Respecting the Outdoors

We can’t say that undoubtedly this applies to every single person, but it’s fair to assume with very few exceptions that outdoor recreation and enjoyment is a very important part of living in Park City. For many residents, our family included, it is a top reason of why we live here. Be it hiking, biking, skiing, snowboarding, fishing, enjoying parks, concerts, we greatly value being outdoors as a community. We also live in a natural habitat for wildlife, which is part of the charm and ecosystem of Park City. I can’t count how many times we’ve had visitors who just want to see a moose during their vacation.

As we look at how current things are playing out around Park City, it is hard to ignore the possibility of cutting into open space and/or green space. We can’t just keep chipping away at nature for the sake of growth and development as small as some of these solutions may seem. Over the past few years there have been a number of public and private fundraising efforts to protect open space around Park City and the greater Summit County area. Hopefully that possibility never runs out, but we don’t know that as a fact. Another very important topic (I’ve been told it is being worked on by PCMC) are revisions to what is permissible from a building perspective to protect view corridors and ridgelines. I am a proponent of updates to the Municipal Code that protect our surroundings.

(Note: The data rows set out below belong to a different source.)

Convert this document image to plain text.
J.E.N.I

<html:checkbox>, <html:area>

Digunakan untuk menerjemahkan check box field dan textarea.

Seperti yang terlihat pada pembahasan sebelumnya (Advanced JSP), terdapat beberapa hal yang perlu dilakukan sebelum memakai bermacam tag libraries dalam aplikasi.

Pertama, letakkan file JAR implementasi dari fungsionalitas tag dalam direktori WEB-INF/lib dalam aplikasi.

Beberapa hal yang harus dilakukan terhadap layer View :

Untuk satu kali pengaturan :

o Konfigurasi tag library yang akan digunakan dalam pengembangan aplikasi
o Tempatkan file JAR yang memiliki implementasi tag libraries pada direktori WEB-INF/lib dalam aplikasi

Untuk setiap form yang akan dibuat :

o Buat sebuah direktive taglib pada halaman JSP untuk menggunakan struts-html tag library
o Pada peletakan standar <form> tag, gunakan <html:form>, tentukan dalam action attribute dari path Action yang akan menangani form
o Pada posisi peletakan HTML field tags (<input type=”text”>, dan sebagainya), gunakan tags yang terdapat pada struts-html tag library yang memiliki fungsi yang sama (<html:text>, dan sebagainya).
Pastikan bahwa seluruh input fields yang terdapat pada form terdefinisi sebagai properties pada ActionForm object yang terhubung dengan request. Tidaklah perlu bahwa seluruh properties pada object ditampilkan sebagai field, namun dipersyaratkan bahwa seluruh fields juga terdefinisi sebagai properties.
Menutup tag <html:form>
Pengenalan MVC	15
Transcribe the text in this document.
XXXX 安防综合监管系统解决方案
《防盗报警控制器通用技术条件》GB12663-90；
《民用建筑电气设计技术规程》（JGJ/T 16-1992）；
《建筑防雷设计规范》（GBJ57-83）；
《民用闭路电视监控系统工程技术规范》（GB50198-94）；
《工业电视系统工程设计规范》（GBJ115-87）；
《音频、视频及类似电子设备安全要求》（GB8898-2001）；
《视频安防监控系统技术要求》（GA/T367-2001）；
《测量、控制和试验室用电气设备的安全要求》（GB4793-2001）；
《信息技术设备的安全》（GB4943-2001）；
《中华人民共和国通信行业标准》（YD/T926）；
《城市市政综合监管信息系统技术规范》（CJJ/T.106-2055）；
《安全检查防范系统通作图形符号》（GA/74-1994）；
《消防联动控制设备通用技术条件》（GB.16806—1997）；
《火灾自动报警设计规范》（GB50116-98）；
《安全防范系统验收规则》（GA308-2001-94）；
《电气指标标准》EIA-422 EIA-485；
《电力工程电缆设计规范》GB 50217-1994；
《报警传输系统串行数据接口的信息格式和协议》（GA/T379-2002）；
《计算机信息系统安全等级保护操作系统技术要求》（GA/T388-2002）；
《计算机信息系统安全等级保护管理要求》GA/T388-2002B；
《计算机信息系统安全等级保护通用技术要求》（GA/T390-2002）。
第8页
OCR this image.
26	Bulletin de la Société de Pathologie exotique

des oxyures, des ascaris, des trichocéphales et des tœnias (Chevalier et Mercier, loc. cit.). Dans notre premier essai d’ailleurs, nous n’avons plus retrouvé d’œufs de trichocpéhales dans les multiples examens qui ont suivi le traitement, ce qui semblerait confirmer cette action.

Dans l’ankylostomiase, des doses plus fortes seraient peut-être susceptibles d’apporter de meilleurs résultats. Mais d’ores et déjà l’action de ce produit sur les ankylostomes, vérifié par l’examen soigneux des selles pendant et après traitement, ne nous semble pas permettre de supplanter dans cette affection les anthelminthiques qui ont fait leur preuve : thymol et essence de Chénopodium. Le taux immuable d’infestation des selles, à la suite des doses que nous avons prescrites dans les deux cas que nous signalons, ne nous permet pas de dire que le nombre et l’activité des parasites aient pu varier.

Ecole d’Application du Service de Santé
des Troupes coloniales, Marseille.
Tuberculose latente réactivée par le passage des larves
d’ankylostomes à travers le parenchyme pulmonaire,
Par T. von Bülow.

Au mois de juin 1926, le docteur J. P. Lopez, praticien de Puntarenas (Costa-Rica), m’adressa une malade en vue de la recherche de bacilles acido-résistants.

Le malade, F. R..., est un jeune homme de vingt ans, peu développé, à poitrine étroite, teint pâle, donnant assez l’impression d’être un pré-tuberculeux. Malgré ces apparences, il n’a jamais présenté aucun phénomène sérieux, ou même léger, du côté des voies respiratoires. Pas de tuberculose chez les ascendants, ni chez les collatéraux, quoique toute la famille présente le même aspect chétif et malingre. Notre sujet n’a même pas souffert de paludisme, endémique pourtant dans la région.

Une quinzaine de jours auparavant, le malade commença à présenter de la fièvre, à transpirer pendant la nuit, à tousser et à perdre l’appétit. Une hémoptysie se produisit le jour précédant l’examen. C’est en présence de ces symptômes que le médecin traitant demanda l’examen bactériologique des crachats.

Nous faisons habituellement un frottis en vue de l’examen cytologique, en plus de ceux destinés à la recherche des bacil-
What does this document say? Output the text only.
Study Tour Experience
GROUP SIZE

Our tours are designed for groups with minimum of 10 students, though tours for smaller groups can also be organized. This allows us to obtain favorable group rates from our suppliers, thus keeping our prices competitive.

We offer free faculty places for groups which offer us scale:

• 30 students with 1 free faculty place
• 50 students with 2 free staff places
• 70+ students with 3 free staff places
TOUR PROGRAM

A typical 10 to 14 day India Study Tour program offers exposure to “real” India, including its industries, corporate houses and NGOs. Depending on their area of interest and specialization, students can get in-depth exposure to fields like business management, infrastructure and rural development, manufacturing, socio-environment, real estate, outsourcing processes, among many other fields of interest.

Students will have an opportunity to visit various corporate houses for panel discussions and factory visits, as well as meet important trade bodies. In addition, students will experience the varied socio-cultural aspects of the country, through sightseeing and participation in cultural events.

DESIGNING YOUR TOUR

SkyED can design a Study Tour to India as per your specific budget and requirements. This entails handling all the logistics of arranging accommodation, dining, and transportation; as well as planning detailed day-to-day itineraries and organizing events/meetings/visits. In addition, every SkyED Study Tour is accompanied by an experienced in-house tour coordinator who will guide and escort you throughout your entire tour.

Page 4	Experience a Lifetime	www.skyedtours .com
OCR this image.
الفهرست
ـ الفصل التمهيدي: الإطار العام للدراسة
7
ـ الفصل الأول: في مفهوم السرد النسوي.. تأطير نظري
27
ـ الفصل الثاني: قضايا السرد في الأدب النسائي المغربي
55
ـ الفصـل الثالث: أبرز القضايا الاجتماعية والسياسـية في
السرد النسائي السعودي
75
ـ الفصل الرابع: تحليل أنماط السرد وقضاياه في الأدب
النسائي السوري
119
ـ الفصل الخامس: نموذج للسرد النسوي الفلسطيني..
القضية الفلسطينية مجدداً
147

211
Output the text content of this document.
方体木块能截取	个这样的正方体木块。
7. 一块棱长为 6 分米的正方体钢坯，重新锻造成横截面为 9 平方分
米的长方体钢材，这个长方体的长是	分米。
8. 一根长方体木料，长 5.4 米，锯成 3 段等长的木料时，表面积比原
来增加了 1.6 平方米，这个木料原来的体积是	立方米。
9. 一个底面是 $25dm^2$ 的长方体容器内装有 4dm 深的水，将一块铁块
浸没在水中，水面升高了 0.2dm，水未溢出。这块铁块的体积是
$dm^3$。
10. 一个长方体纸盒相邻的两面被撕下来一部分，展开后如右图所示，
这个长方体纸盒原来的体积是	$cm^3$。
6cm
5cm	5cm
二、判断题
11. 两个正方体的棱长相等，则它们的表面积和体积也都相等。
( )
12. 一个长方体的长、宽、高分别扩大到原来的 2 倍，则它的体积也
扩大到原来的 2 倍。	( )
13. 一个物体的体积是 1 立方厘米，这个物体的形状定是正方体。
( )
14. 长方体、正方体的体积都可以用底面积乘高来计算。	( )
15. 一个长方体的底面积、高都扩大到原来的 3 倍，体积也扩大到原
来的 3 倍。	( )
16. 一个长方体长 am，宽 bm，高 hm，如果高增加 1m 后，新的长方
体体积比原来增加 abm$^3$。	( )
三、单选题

Park City has one of the best trail systems out there. We need to address the topic of trailhead overcrowding, littering, and making sure our trails are protected as development projects proceed. If there is an issue and it is not the direct control of Park City we can work with the responsible organization. Given the following example is not in Park City, and I hope it never happens, but just look at what has happened on the Canyons side of Park City Mountain. Mega mansions have permanently closed ski runs. Avalanche fences have gone up and more are proposed. Is this good for the wildlife? The views? A casual hike or mountain bike ride that is now diverted? These issues are not all or nothing, they require a thoughtful approach and strong negotiation skills to come to the right answers.

As we move forward we need to take a critical view of any impact to the outdoors. This may means that Park City has to take a hard line (as it’s happened in the past) and put a stop to plans that are deemed to have an unreasonable impact. To stay safe development should put wildfire prevention right at the top of their priority areas. Could you imagine the blow to our local economy if we had a Yosemite type fire event and it took years for tourism to recover, as is what happened there? In terms of pollution and emissions, we don’t want an inversion layer in Park City, we need to do everything we can to keep that from happening. This ties back to responsible growth, fiscal responsibility, and livability; everything is interrelated.